The Sabbath was then observed on Saturday, the seventh day of the week. It was commanded as a ceremonial observation. It is the only one of the Ten Commandments that isn’t reaffirmed in the New Testament. As born again believers, we meet on Sunday, the first day of the week. We meet on Sunday because our Lord rose from the grave on Sunday. We don’t meet on the Sabbath, we meet on the Lord’s Day, Sunday.
A question that is still debated today. What is acceptable on Sunday, the Lord’s Day, and what isn’t? Some are raised and taught that Christians are to treat Sunday as the Jews observed the Sabbath. There was to be no work done on Sunday, and you were not allowed to purchase anything on Sunday. Many refused to eat in a restaurant on Sunday. These are matters of preference. If you are not convicted by eating out on Sunday, then there is nothing wrong with that. However, we must be careful that we are not a stumbling block to unbelievers or weaker Christians. If my eating out on Sunday hinders my witness in some way, then I should refrain from that. You must let the Spirit be your guide, but never try to force your preferences on another. If a fellow member sees nothing wrong with going to a restaurant after church on Sunday, we should not condemn them, even if we choose not to do so. Sunday ought to be a day we set aside to worship our Lord, rest from our labor, and reflect upon His blessings.

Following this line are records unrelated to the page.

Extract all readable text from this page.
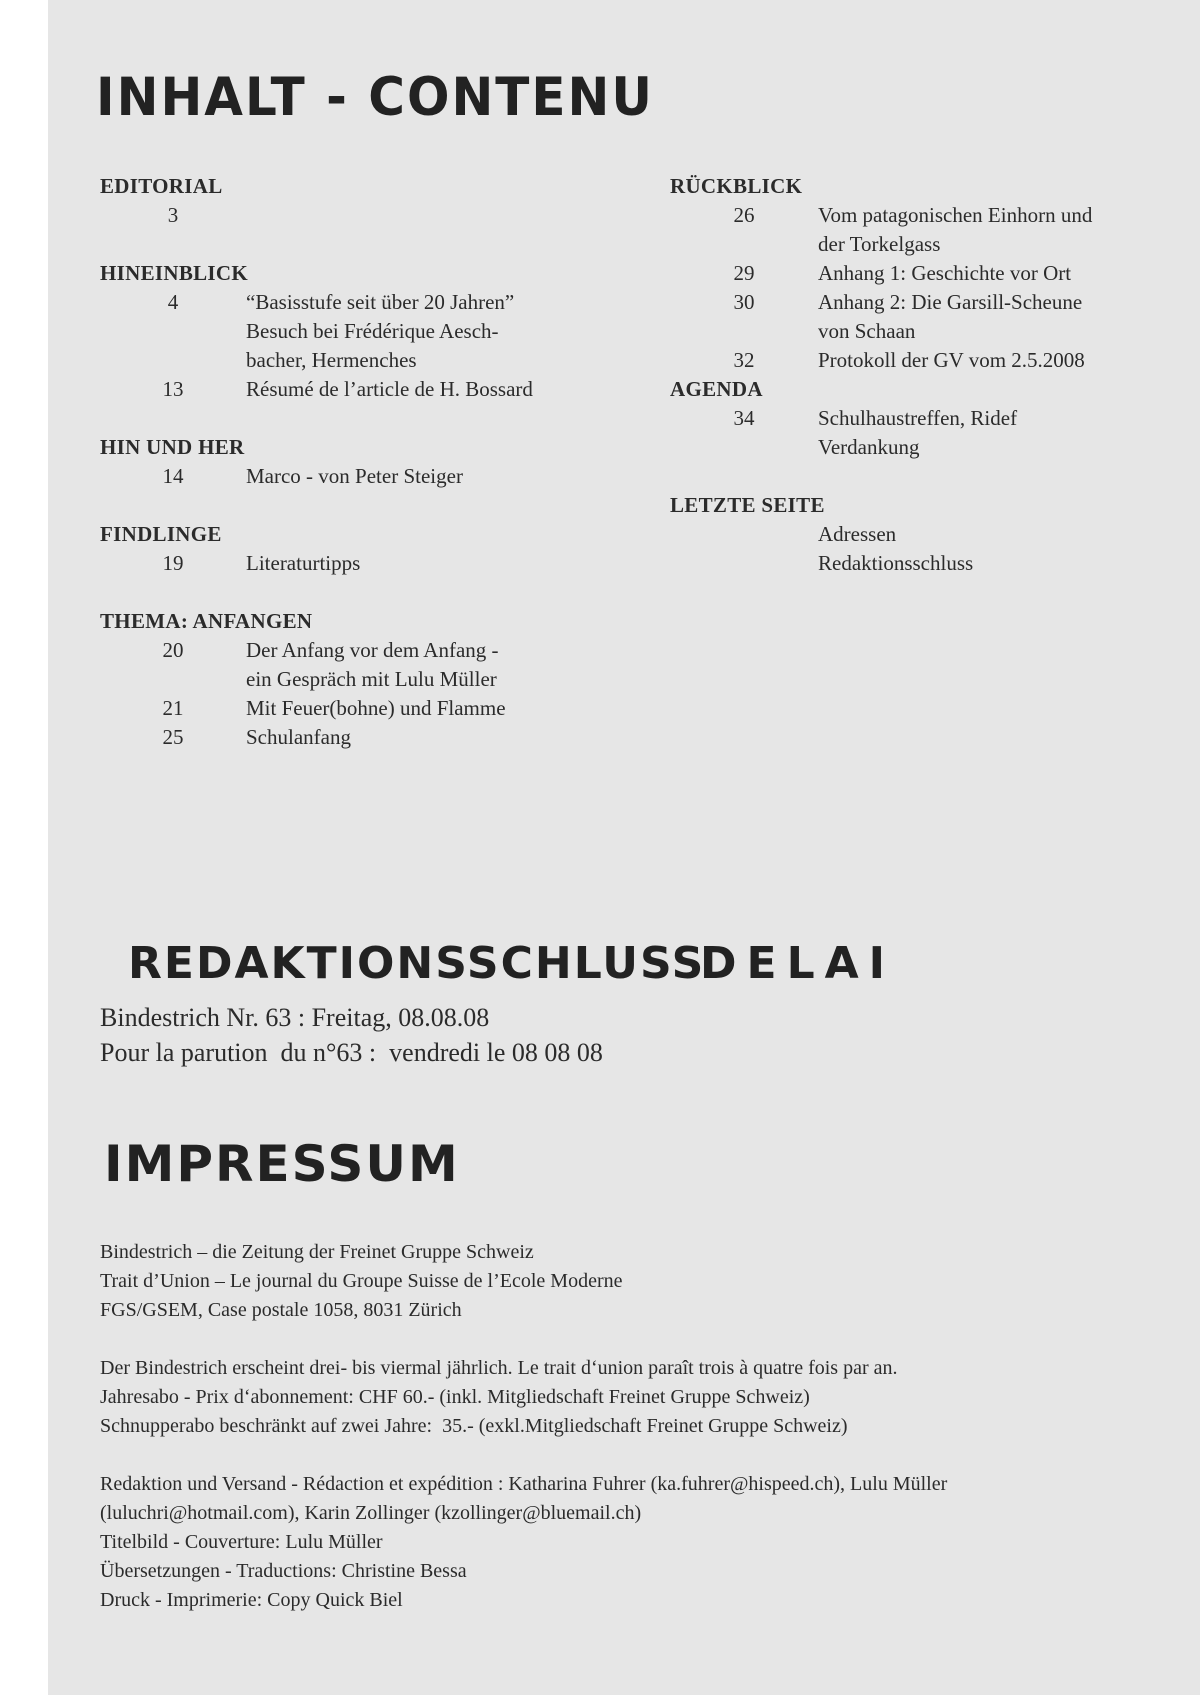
INHALT - CONTENU
EDITORIAL
3
HINEINBLICK
4	“Basisstufe seit über 20 Jahren”
Besuch bei Frédérique Aesch-
bacher, Hermenches
13	Résumé de l’article de H. Bossard
HIN UND HER
14	Marco - von Peter Steiger
FINDLINGE
19	Literaturtipps
THEMA: ANFANGEN
20	Der Anfang vor dem Anfang -
ein Gespräch mit Lulu Müller
21	Mit Feuer(bohne) und Flamme
25	Schulanfang
RÜCKBLICK
26	Vom patagonischen Einhorn und
der Torkelgass
29	Anhang 1: Geschichte vor Ort
30	Anhang 2: Die Garsill-Scheune
von Schaan
32	Protokoll der GV vom 2.5.2008
AGENDA
34	Schulhaustreffen, Ridef
Verdankung
LETZTE SEITE
Adressen
Redaktionsschluss
REDAKTIONSSCHLUSS
DELAI
Bindestrich Nr. 63 : Freitag, 08.08.08
Pour la parution  du n°63 :  vendredi le 08 08 08
IMPRESSUM
Bindestrich – die Zeitung der Freinet Gruppe Schweiz
Trait d’Union – Le journal du Groupe Suisse de l’Ecole Moderne
FGS/GSEM, Case postale 1058, 8031 Zürich
Der Bindestrich erscheint drei- bis viermal jährlich. Le trait d‘union paraît trois à quatre fois par an.
Jahresabo - Prix d‘abonnement: CHF 60.- (inkl. Mitgliedschaft Freinet Gruppe Schweiz)
Schnupperabo beschränkt auf zwei Jahre:  35.- (exkl.Mitgliedschaft Freinet Gruppe Schweiz)
Redaktion und Versand - Rédaction et expédition : Katharina Fuhrer (ka.fuhrer@hispeed.ch), Lulu Müller
(luluchri@hotmail.com), Karin Zollinger (kzollinger@bluemail.ch)
Titelbild - Couverture: Lulu Müller
Übersetzungen - Traductions: Christine Bessa
Druck - Imprimerie: Copy Quick Biel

B. The Priority above the Sabbath (28) – Therefore the Son of man is Lord also of the Sabbath. Jesus revealed the great tragedy in this debate. The Pharisees were so concerned with keeping every tradition regarding the Sabbath, in an effort to keep it holy, and yet they failed to see Jesus as the Christ. They placed much more emphasis on a particular day of the week than they did the Savior and Redeemer of men’s souls. He should have been their priority instead of a commitment to keeping the demands and traditions of men.
Sadly this tragedy remains today. There are people who attend services every Sunday, but they cannot enjoy worshipping the Lord because they are so consumed with meeting the demands and expectations of others. Some can’t focus on the Lord because they are so busy “policing” the behavior of others. I am thankful for Sundays, and I believe every believer ought to look forward to being in the house of God and reverence the Lord’s Day. However, if our demands and expectations regarding Sunday cloud our view of the Savior, then we have missed the purpose for Sunday all together! We must come in an attitude of worship, desiring to hear from the Lord through His Word, not to observe or examine the behavior of others. Enjoy Sundays at the house of God –continue doing so, whether others do or not.

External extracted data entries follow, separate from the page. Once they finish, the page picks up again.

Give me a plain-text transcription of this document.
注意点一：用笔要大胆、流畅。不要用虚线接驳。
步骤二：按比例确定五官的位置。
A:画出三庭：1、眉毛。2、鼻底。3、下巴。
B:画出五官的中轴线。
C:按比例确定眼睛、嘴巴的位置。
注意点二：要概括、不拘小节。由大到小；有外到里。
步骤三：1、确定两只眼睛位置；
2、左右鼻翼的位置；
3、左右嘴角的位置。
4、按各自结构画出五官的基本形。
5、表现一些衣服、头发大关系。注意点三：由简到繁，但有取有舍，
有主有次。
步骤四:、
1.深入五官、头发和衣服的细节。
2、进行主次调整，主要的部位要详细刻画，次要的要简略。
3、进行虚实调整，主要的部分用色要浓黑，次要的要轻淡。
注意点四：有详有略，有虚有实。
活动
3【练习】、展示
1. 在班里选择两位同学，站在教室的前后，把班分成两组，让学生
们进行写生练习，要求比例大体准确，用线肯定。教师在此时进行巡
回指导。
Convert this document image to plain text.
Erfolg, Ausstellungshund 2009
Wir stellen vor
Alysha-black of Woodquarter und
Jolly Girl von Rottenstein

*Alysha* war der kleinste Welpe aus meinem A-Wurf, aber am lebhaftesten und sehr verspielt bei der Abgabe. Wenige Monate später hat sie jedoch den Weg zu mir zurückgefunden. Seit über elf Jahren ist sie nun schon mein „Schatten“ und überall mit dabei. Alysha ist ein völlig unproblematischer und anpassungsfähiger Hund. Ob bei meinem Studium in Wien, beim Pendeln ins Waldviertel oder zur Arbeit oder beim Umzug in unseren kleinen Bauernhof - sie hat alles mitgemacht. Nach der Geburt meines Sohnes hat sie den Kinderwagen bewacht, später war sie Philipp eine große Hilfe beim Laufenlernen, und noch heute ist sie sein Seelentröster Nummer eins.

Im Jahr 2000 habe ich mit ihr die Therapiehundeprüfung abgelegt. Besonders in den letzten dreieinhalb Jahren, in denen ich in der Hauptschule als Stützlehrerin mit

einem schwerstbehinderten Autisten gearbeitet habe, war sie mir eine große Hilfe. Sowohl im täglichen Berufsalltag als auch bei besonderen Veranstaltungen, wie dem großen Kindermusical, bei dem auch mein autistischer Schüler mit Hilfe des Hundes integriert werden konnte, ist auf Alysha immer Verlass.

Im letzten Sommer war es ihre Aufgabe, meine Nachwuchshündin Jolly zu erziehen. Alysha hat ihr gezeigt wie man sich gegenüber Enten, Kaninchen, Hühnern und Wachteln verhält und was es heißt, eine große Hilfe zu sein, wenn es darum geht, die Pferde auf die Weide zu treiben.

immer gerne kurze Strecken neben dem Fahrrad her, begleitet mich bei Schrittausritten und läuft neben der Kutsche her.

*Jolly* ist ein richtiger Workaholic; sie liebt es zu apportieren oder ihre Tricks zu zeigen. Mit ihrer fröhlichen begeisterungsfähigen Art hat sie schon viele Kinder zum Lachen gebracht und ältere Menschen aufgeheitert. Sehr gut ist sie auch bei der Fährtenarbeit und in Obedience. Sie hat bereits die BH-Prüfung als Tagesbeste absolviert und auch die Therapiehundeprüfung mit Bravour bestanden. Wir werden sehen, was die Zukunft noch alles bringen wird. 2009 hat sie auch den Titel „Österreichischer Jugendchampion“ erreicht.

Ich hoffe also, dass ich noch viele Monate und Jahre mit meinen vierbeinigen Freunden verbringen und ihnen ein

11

Concluding thoughts: Sunday should be a special day for every believer. Do as little work as necessary, and enjoy a day of worship, rest, and reflection upon the Lord. However, we must guard against developing an attitude like the Pharisees possessed. Let’s continue to make Jesus the priority in our lives, striving to serve Him each day we live. If we will commit to obedience to Christ, everything else will fall in place.
If there are needs in your life, bring them to Jesus. He alone can provide for our needs.